A spasm of pain crossed his face. “But you’re not, are you? I just have girls, and it’s my job to protect them.”

“If you’re not careful, I’ll run off and marry a gypsy, and then you’ll be sorry.” Dido stood up, dropped her napkin, and flounced out of the room.

“I’ll look forward to buying clothes pegs from you,” Lord Westerham called after her, chuckling.

Lady Esme looked at her husband. “You’ll have to let go of her sometime, Roddy. I understand how she feels. She can’t sit home doing nothing when everyone else is helping with the war effort.”

“When she’s twenty-one she can do as she bloody well pleases,” he said. “Until then, she’s under my care, and I do what I think is best for her. You know what she’s like, Esme. If we let her go off to London, she’ll be back with an illegitimate baby in ten minutes.”

“Really, Roddy. Sometimes you go too far.” Lady Esme turned pink. “I must make sure we all have something decent to wear to the Prescotts. I haven’t had my good frocks out for ages, and Lady Prescott is always so chic.” She looked across at Pamela, who had now risen from the table. “Did you bring an evening dress with you, darling?”

“I left most of my things here,” she said. “Not much chance to wear evening dresses when I’m on night shift.”

“Then pass the news on to Livvy, will you. I’m sure she’ll want to come.”

As Pamela left the room, she heard her father say, “I’ve been thinking this over, Esme, and the more I think of it, the less I want to go.

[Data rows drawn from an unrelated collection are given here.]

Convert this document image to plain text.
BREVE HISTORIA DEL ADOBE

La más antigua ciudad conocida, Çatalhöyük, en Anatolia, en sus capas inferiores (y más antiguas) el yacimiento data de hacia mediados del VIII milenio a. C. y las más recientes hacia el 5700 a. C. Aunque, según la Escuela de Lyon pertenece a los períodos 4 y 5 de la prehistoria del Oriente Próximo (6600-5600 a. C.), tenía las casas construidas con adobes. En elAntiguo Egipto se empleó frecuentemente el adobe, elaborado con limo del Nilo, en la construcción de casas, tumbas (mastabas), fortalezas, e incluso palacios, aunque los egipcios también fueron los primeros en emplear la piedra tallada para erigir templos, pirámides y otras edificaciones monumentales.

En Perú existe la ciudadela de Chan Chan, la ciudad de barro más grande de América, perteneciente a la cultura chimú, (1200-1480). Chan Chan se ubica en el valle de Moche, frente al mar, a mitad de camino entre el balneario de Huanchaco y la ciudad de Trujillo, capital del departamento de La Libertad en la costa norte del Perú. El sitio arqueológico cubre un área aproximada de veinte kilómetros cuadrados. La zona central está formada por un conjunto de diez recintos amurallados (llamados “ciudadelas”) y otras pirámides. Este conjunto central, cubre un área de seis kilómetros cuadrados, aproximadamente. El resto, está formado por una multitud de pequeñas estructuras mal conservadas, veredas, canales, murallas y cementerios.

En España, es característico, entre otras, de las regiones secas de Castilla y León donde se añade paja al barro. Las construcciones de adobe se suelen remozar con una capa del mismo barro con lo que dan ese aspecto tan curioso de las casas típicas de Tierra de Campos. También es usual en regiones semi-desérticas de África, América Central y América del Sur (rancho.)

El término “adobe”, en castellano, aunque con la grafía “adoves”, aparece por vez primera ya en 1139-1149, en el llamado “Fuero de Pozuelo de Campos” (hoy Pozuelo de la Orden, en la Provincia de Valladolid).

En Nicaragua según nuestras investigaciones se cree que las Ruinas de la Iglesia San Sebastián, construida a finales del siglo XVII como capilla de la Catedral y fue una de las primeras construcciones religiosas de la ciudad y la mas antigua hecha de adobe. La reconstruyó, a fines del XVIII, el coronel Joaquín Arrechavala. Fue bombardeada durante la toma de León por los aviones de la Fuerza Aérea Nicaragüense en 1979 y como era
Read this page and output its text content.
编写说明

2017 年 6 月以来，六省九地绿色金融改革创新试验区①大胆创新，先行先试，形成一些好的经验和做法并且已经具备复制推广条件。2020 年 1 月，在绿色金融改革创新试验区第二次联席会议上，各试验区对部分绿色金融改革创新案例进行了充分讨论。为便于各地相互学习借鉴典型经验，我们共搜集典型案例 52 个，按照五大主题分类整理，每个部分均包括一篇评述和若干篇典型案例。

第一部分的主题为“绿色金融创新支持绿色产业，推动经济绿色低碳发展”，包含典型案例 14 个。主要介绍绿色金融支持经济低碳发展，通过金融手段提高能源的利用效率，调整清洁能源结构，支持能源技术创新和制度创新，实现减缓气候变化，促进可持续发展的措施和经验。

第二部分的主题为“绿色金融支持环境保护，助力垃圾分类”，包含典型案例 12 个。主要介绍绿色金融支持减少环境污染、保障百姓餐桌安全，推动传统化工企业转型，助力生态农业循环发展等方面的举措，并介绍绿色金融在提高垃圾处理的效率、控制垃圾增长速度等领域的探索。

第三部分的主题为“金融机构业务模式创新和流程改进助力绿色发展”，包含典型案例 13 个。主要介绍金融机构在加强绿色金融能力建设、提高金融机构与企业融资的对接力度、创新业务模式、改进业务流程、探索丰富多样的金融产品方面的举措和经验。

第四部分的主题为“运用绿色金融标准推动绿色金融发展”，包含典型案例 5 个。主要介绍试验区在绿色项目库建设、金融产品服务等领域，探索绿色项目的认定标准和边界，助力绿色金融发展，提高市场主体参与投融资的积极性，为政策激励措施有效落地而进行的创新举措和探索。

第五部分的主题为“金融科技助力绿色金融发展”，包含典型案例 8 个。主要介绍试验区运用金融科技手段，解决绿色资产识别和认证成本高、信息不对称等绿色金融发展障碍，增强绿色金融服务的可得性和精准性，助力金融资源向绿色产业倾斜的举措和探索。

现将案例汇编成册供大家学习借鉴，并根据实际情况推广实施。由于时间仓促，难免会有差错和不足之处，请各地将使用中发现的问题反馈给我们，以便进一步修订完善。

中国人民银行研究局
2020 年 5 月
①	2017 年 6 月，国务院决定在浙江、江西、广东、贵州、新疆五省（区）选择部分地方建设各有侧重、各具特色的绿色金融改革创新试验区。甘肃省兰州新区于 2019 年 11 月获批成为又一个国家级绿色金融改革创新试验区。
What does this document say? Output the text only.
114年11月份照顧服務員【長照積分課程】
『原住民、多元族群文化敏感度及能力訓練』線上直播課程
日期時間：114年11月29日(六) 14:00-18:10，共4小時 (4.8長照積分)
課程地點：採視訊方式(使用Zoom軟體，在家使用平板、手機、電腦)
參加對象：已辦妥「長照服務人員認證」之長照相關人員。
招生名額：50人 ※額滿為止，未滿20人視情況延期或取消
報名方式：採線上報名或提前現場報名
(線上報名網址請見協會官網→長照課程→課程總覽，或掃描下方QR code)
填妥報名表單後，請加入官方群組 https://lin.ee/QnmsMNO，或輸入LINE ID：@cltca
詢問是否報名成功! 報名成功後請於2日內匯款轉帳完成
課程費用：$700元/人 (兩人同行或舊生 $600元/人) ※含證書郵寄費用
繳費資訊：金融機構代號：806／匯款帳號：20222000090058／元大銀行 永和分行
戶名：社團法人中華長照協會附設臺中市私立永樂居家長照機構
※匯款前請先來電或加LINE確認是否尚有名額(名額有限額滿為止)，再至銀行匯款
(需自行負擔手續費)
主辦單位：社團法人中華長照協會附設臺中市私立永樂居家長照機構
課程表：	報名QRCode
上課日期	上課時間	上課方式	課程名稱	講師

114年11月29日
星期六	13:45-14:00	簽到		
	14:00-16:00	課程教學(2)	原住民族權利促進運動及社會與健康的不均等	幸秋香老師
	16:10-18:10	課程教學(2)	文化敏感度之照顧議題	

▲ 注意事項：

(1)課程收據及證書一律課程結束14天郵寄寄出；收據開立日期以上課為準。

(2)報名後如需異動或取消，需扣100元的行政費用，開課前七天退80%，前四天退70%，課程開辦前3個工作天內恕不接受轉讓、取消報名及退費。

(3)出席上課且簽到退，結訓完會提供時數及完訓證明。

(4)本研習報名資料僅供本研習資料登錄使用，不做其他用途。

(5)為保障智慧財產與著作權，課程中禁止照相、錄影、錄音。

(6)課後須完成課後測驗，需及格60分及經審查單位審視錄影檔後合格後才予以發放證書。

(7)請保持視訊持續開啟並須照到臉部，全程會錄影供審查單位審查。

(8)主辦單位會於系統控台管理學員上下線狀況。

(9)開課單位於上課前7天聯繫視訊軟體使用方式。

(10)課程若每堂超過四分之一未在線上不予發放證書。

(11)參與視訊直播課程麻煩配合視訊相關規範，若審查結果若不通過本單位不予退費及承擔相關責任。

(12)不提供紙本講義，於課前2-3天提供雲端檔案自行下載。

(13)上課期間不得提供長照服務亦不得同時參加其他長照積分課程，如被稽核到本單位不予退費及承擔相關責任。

Prescott will be effusive and magnanimous and handing out his single malt Scotch and getting my goat.”

“But we have to go,” Lady Esme lowered her voice. “For your daughter’s sake.”

Pamela paused in the passage outside the dining room.

“Daughter? Which daughter?”

“Pamma, of course. It’s to celebrate Jeremy’s safe return. Jeremy and Pamela, you know?”

“No, I didn’t know. Has he asked for her hand or something?”

“No, but I’m sure he will when the time is right.”

Pamma waited no longer but went on up the stairs. Her face was flushed at what she had just heard. Everyone else assumed she’d marry Jeremy, except Jeremy himself, it seemed. And now another nagging doubt had crept into her mind. Her sister Dido. She had apparently been visiting Jeremy, and then last night . . .

Dido was waiting at the top of the stairs. “Are you sure I can’t come and live with you, Pamma? I’ll go mad if I stay here much longer. They must be able to find me a job where you work. I’d take anything at this stage, even boring old filing.”

“Dido, you can’t go against Pah’s wishes. You know that. Besides, I share a room with another girl in an absolutely awful boardinghouse, and we’re as far out of London as we are here. Stuck in the middle of the countryside with nothing going on. You’d be just as bored as you are here.”

“But you must be working with men.”

“That’s true. Although I wouldn’t call most of them exciting, either. They’re too old or they’re gangly boys with pimples. Nothing exciting, I assure you.” She turned to her sister. “I know. Why don’t you ask Pah to see if the colonel of the West Kents could use you for office duties? That would be a start and get you some experience.”